Chen Zhang's painting of a giraffe and its attendant
Chen Zhang’s painting of a giraffe and its attendant via Wikimedia Commons 

Zheng He’s adventures were dashing and bloodthirsty in equal measure. In 1407, returning from the first mission abroad, Zheng He’s men captured Chen Zu-Yi (Ch’en Tsu-i), one of the most feared pirates of southeast Asia, writes Wade. A second voyage, departing in 1408, saw the fleet carrying gifts to the king of Calicut (present-day Kozhikode on the Malabar Coast of India) and intervening in a military dispute in Java. In 1411, during the fleet’s third voyage, Zheng He attacked Ceylonese naval forces and successfully led a ground invasion to capture the king, Alagakkonara, who was subsequently taken to the Ming court as a prisoner. During a fourth voyage, Zheng He paused at Samudera, then a major polity on the north coast of Sumatra, where his men kidnapped a usurper who’d murdered a ruler who was more sympathetic to the Ming. A fifth voyage took the fleet to Malindi on the East African coast, writes Barbara Bennet Peterson. There, they picked up numerous ambassadors—as well as boat loads of baffled animals including lions, camels, giraffes, and ostriches, which fed the emperor’s taste for the exotic.

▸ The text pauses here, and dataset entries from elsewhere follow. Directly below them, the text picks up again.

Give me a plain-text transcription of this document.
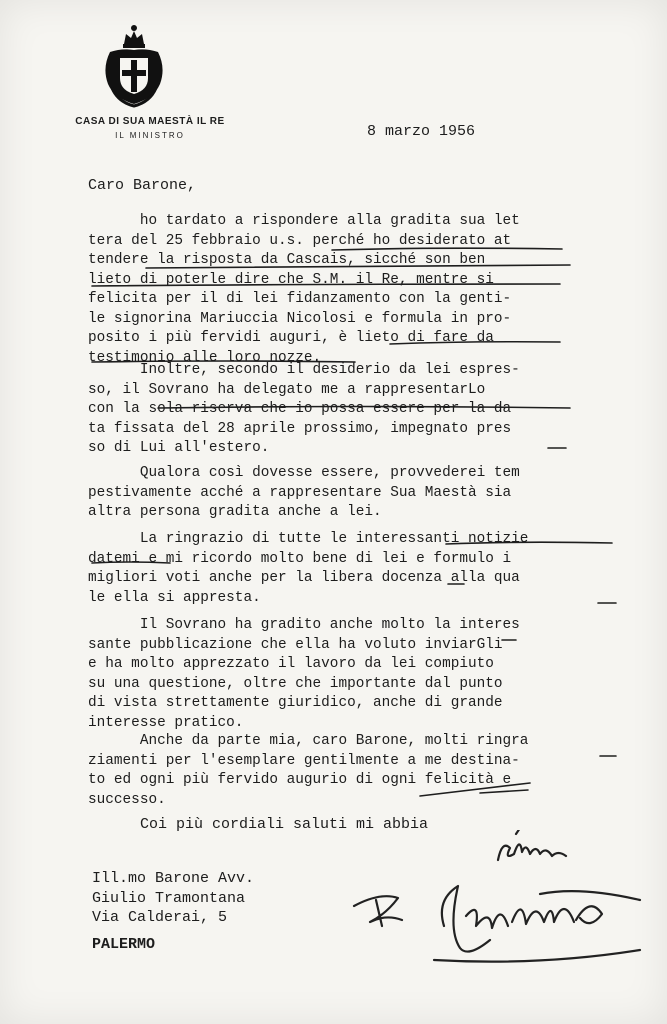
CASA DI SUA MAESTÀ IL RE
IL MINISTRO	8 marzo 1956
Caro Barone,
ho tardato a rispondere alla gradita sua let
tera del 25 febbraio u.s. perché ho desiderato at
tendere la risposta da Cascais, sicché son ben
lieto di poterle dire che S.M. il Re, mentre si
felicita per il di lei fidanzamento con la genti-
le signorina Mariuccia Nicolosi e formula in pro-
posito i più fervidi auguri, è lieto di fare da
testimonio alle loro nozze.
Inoltre, secondo il desiderio da lei espres-
so, il Sovrano ha delegato me a rappresentarLo
con la sola riserva che io possa essere per la da
ta fissata del 28 aprile prossimo, impegnato pres
so di Lui all'estero.
Qualora così dovesse essere, provvederei tem
pestivamente acché a rappresentare Sua Maestà sia
altra persona gradita anche a lei.
La ringrazio di tutte le interessanti notizie
datemi e mi ricordo molto bene di lei e formulo i
migliori voti anche per la libera docenza alla qua
le ella si appresta.
Il Sovrano ha gradito anche molto la interes
sante pubblicazione che ella ha voluto inviarGli
e ha molto apprezzato il lavoro da lei compiuto
su una questione, oltre che importante dal punto
di vista strettamente giuridico, anche di grande
interesse pratico.
Anche da parte mia, caro Barone, molti ringra
ziamenti per l'esemplare gentilmente a me destina-
to ed ogni più fervido augurio di ogni felicità e
successo.
Coi più cordiali saluti mi abbia
Ill.mo Barone Avv.
Giulio Tramontana
Via Calderai, 5
PALERMO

In 1424, the Hongxi Emperor, Zhu Gaochi (Chu Kao-chih), came to power, and Zheng He’s high position in the court came crashing down. Possibly due to the number of barbarians flooding over the border from Mongolia, the Hongxi Emperor saw little need to continue the overseas voyages, writes Peterson; he instead turned his attention to the Great Wall project. At the same time, scholars of the fifth-century BCE philosopher Confucius were promoting the idea that China should isolate itself from outside influences in order to preserve its culture. Zheng He was relegated to the Nanking garrison, some 300 kilometers from the ocean.

However, in 1430, the Hongxi Emperor reassembled the great fleet for one more voyage, writes Peterson, calling Zheng He back to the admiralty. The fleet sailed to Java, Sumatra, and several other Asian ports before arriving in Calicut, where Zheng He commissioned two envoys to undertake a Hajj on his behalf, a customary practice at the time, explains Gary Paul Nabhan. Zheng He never forgot his Muslim roots, it seems. Though he stayed in Calicut rather than travel to Mecca, this seventh voyage would turn out to be the first time he wasn’t at the helm for the entire mission. In 1433, still in Calicut, Zheng He died of unknown causes, leaving his treasure ships to be sailed home by someone other than the greatest admiral of the Ming dynasty.